In this layout, styled after a game I may have played far too much of in my childhood, all the UI components get shoved over to the right hand side of the screen. When the mecha control menu is active it takes space from the top half of the message console. This display scales well as the screen gets bigger since the height of the message console can always be increased.

Ultimate layout with full-desktop window.

Ultimate layout with full-desktop window.

One problem is that because of the shape of the isometric tiles, horizontal screen space is more valuable than vertical screen space. At 800×600 you can see further up and down than you can left and right. Even at 1366×743, you can see one tile extra in the vertical direction than in the horizontal. Also, it may just be because I’m not used to this layout yet, but I often missed messages popping up in the console.

Idea #2: Wizard Layout


In this version, also named after an RPG of yesteryear, the interface is scrunched to the bottom of the screen. The message console retains its original position, while the character info display gets cut down to just the most important info and moved to the lower left corner.The panels are transparent so they don’t block the map display.

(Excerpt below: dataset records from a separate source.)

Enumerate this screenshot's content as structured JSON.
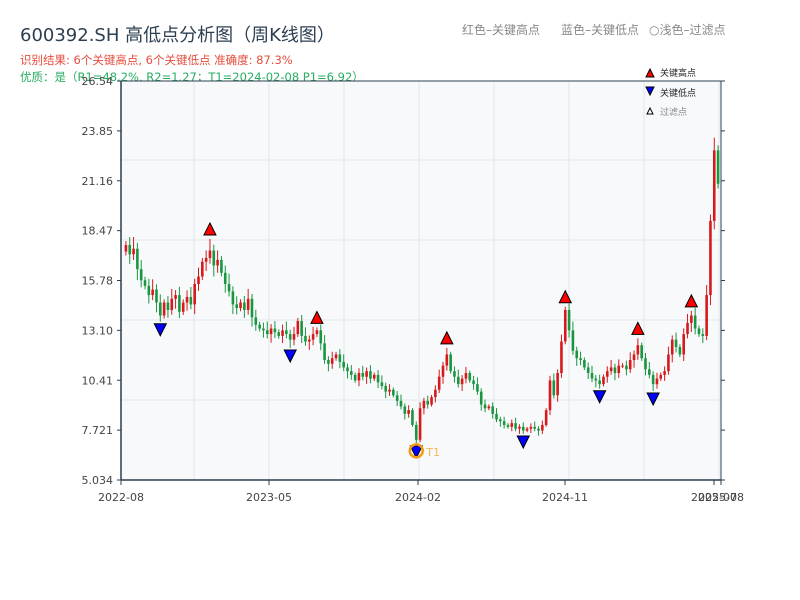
{
  "title": "600392.SH 高低点分析图（周K线图）",
  "result_line": "识别结果: 6个关键高点, 6个关键低点  准确度: 87.3%",
  "quality_line": "优质：是（R1=48.2%, R2=1.27；T1=2024-02-08 P1=6.92）",
  "header_legend": {
    "red": "红色–关键高点",
    "blue": "蓝色–关键低点",
    "light": "○浅色–过滤点"
  },
  "colors": {
    "up": "#d7191c",
    "down": "#1a9641",
    "high_marker": "#ff0000",
    "low_marker": "#0000ff",
    "t1": "#f39c12"
  },
  "chart_data": {
    "type": "candlestick",
    "frequency": "weekly",
    "ylim": [
      5.034,
      26.54
    ],
    "y_ticks": [
      "26.54",
      "23.85",
      "21.16",
      "18.47",
      "15.78",
      "13.10",
      "10.41",
      "7.721",
      "5.034"
    ],
    "x_ticks": [
      "2022-08",
      "2023-05",
      "2024-02",
      "2024-11",
      "2025-07",
      "2025-08"
    ],
    "grid": true,
    "legend": {
      "placement": "top-right",
      "items": [
        "关键高点",
        "关键低点",
        "过滤点"
      ]
    },
    "closes": [
      17.7,
      17.2,
      17.5,
      16.4,
      15.8,
      15.5,
      15.0,
      15.3,
      14.6,
      13.9,
      14.6,
      14.2,
      14.8,
      15.0,
      14.1,
      14.6,
      14.9,
      14.5,
      15.6,
      16.0,
      16.8,
      17.0,
      17.4,
      16.6,
      16.9,
      16.2,
      15.6,
      15.2,
      14.5,
      14.3,
      14.6,
      14.2,
      14.8,
      13.8,
      13.4,
      13.2,
      13.1,
      12.9,
      13.2,
      13.0,
      12.8,
      13.1,
      12.9,
      12.6,
      12.9,
      13.6,
      12.8,
      12.5,
      12.6,
      12.9,
      13.1,
      12.4,
      11.5,
      11.3,
      11.6,
      11.8,
      11.4,
      11.1,
      10.9,
      10.7,
      10.4,
      10.8,
      10.6,
      10.9,
      10.5,
      10.7,
      10.3,
      10.1,
      9.8,
      9.9,
      9.6,
      9.3,
      9.0,
      8.6,
      8.8,
      8.0,
      7.2,
      8.9,
      9.3,
      9.1,
      9.5,
      9.9,
      10.6,
      11.2,
      11.8,
      10.9,
      10.6,
      10.2,
      10.5,
      10.8,
      10.4,
      10.2,
      9.8,
      9.1,
      8.9,
      9.0,
      8.6,
      8.3,
      8.2,
      8.0,
      7.9,
      8.1,
      7.8,
      7.9,
      7.7,
      7.8,
      7.9,
      7.8,
      7.7,
      8.0,
      8.8,
      10.4,
      9.6,
      10.8,
      12.5,
      14.2,
      13.1,
      12.0,
      11.6,
      11.5,
      11.1,
      10.8,
      10.5,
      10.4,
      10.2,
      10.6,
      10.9,
      11.1,
      10.8,
      11.2,
      11.2,
      11.0,
      11.5,
      11.8,
      12.3,
      11.6,
      11.0,
      10.7,
      10.2,
      10.5,
      10.7,
      10.9,
      11.8,
      12.6,
      12.2,
      11.8,
      12.9,
      13.5,
      13.9,
      13.2,
      12.9,
      12.8,
      15.0,
      19.0,
      22.8,
      21.0
    ],
    "key_high_weeks": [
      22,
      50,
      84,
      115,
      134,
      148
    ],
    "key_low_weeks": [
      9,
      43,
      76,
      104,
      124,
      138
    ],
    "t1": {
      "label": "T1",
      "week": 76,
      "date": "2024-02-08",
      "price": 6.92
    }
  }
}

Originally, I planned for the mecha control menu to appear to the right of the message console, but I’m not sure that’s the best place for it. Another option would be to extend the message console to the full width, and stick the mecha control menu above the PC’s head as needed, as shown below:


Artist’s conception.

Is that a weird idea, or do you think it works? The control menu would probably also be semi-transparent.

Wizard layout with full screen window.

Wizard layout with full screen window.

As the window size changes, the Wizard layout UI elements remain centered at the bottom. Personally, I think this looks better than the Ultimate layout since the play area covers the entire screen. It also has the advantage that it’s basically the same interface as used in GearHead-2. One concern is that it may not be easy to read text on the semi-transparent panels. My other concern is what to do with the mecha control menu.

So, what do you think? Please vote for your favorite layout in the comments.